La débâcle des Bourses mondiales a provoqué une nouvelle fuite de la liquidité vers les marchés obligataires. Et c’est là tout le paradoxe : alors que le monde entier se préoccupe de la dette, les investisseurs se ruent sur les dettes allemande et française, qui ont de nouveau reculé hier à des niveaux proches de leurs plus bas historiques. Si bien qu’il devient pour l’Etat français de moins en moins cher de s’endetter à bon marché. Les taux de l’OAT 10 ans ont ainsi reculé à 2.51%, contre 2.61% la veille. Même chose pour le Bund, qui a vu ses taux reculer à 1.67%, un plus bas historique.

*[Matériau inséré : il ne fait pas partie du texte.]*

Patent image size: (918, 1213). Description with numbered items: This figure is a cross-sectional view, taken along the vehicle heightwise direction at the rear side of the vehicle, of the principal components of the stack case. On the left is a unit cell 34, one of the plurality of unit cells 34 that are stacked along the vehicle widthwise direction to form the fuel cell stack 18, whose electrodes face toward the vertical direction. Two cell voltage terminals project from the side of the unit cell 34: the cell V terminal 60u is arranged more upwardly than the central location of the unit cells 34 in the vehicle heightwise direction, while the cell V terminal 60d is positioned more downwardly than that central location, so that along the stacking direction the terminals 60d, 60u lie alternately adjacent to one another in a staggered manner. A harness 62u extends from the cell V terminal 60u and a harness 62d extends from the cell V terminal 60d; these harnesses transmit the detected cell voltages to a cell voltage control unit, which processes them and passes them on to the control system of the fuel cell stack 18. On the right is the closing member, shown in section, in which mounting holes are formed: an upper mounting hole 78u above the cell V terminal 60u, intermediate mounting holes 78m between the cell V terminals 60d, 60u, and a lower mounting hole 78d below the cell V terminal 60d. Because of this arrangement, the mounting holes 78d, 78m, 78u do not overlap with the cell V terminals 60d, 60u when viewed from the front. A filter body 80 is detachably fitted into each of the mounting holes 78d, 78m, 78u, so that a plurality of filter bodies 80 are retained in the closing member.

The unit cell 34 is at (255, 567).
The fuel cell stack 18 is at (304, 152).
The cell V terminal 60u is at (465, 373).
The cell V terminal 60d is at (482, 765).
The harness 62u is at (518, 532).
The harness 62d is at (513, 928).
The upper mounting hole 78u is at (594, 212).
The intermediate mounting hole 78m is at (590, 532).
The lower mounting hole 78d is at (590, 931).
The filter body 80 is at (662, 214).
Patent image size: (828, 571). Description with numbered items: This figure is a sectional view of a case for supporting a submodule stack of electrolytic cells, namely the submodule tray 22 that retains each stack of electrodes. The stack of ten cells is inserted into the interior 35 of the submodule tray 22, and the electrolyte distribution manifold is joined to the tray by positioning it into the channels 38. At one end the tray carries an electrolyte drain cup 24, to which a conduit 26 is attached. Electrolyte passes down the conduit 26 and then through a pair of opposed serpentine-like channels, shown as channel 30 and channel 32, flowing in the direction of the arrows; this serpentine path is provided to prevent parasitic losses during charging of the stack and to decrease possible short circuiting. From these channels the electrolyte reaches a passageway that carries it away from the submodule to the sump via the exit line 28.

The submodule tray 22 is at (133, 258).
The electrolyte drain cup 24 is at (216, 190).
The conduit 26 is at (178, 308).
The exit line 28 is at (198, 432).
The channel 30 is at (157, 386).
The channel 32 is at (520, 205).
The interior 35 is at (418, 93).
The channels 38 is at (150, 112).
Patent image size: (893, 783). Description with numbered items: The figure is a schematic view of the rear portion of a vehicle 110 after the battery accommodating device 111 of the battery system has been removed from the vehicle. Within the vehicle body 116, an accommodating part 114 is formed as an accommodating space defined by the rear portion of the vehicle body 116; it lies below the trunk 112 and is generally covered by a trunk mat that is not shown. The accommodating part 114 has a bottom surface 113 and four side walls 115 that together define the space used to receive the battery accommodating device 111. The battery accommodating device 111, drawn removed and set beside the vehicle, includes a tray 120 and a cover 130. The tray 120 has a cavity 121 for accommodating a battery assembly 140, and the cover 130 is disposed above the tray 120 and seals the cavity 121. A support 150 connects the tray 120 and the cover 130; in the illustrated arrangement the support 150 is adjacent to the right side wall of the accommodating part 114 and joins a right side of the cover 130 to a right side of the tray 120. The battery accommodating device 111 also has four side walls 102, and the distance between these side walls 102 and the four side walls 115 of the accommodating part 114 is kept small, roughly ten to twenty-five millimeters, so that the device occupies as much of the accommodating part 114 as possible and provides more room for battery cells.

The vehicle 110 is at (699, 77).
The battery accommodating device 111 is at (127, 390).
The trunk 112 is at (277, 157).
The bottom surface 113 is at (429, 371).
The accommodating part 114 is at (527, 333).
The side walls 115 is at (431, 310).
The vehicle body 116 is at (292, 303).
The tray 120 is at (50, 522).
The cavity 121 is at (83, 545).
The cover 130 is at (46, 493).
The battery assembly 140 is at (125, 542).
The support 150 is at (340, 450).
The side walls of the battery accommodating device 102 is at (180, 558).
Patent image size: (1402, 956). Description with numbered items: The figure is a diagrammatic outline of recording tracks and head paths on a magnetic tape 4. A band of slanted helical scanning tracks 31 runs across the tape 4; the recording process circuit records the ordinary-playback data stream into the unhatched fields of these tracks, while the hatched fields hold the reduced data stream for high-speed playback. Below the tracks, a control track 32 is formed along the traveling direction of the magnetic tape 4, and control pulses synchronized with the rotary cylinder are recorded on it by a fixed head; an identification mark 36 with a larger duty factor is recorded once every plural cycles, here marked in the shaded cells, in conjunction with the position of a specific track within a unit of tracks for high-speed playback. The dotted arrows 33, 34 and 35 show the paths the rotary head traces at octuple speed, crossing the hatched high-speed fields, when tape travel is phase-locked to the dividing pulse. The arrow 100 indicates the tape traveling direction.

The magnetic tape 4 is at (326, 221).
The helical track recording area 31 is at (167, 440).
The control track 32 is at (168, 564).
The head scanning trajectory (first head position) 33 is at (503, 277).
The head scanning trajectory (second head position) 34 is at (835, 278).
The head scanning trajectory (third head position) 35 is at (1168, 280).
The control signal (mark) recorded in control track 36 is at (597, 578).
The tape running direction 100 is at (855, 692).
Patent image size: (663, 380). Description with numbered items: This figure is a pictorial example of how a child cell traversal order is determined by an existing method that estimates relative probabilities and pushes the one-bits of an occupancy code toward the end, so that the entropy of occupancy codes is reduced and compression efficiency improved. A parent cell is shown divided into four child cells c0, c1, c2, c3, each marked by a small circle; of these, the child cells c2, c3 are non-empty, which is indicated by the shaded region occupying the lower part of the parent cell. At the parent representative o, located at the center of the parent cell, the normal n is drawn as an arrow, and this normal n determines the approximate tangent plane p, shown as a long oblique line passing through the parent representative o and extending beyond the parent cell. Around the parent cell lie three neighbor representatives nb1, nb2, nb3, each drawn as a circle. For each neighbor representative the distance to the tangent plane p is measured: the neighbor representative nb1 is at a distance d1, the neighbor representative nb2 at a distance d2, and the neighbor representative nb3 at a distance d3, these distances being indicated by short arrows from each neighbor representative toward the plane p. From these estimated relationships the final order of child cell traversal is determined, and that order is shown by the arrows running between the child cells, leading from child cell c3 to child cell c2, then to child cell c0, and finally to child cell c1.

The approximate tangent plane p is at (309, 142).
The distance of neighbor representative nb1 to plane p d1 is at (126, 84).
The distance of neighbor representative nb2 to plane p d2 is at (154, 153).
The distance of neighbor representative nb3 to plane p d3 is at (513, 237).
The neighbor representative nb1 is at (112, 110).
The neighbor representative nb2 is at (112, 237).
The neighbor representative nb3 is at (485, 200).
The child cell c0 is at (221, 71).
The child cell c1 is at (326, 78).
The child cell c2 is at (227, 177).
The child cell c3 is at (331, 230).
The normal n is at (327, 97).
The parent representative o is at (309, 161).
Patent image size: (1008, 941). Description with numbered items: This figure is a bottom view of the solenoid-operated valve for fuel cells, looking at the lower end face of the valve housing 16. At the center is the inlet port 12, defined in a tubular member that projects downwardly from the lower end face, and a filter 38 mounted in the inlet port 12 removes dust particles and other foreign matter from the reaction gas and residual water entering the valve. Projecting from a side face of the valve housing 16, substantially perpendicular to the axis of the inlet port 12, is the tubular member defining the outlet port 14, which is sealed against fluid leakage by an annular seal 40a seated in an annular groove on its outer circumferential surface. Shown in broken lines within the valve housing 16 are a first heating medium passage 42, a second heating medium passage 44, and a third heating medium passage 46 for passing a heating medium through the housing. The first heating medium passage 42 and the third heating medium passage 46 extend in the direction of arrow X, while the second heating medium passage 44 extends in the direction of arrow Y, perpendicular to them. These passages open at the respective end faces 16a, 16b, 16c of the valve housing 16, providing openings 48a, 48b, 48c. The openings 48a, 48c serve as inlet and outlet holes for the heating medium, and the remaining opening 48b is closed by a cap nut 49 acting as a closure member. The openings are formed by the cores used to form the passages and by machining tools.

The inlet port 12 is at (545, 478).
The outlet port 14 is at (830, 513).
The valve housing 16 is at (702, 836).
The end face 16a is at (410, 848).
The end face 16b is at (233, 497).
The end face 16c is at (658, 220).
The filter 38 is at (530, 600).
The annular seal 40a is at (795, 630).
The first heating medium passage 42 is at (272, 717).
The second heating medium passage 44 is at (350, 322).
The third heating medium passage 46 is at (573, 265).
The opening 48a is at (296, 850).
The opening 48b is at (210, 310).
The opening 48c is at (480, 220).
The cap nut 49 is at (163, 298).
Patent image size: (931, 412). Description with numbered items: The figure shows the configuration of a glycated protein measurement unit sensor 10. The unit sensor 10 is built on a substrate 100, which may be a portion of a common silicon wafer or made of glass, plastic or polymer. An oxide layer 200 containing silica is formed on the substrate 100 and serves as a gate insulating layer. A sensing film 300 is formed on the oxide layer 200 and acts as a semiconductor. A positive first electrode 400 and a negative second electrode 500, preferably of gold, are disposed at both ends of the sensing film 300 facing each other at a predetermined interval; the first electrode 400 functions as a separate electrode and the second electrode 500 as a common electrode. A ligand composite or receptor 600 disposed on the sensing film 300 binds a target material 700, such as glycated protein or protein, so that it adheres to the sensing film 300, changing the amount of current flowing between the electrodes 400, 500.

Les craintes de récession étaient la principale motivation des investisseurs à opérer des rotations d’actifs, se portant massivement sur les marchés obligataires. Le CAC 40 baissait ainsi de 5.25%, tout comme les principaux marchés européens, du Dax au Mibtel. Wall Street terminait également dans le rouge, après avoir déjà connu mercredi une séance de forts dégagements. La dette italienne, dans la panique, voyait, elle aussi, ses taux reculer, à 5.66%, contre 5.75% la veille. Même les taux espagnols faisaient figure de refuge, passant de 5.40% à 5.29%.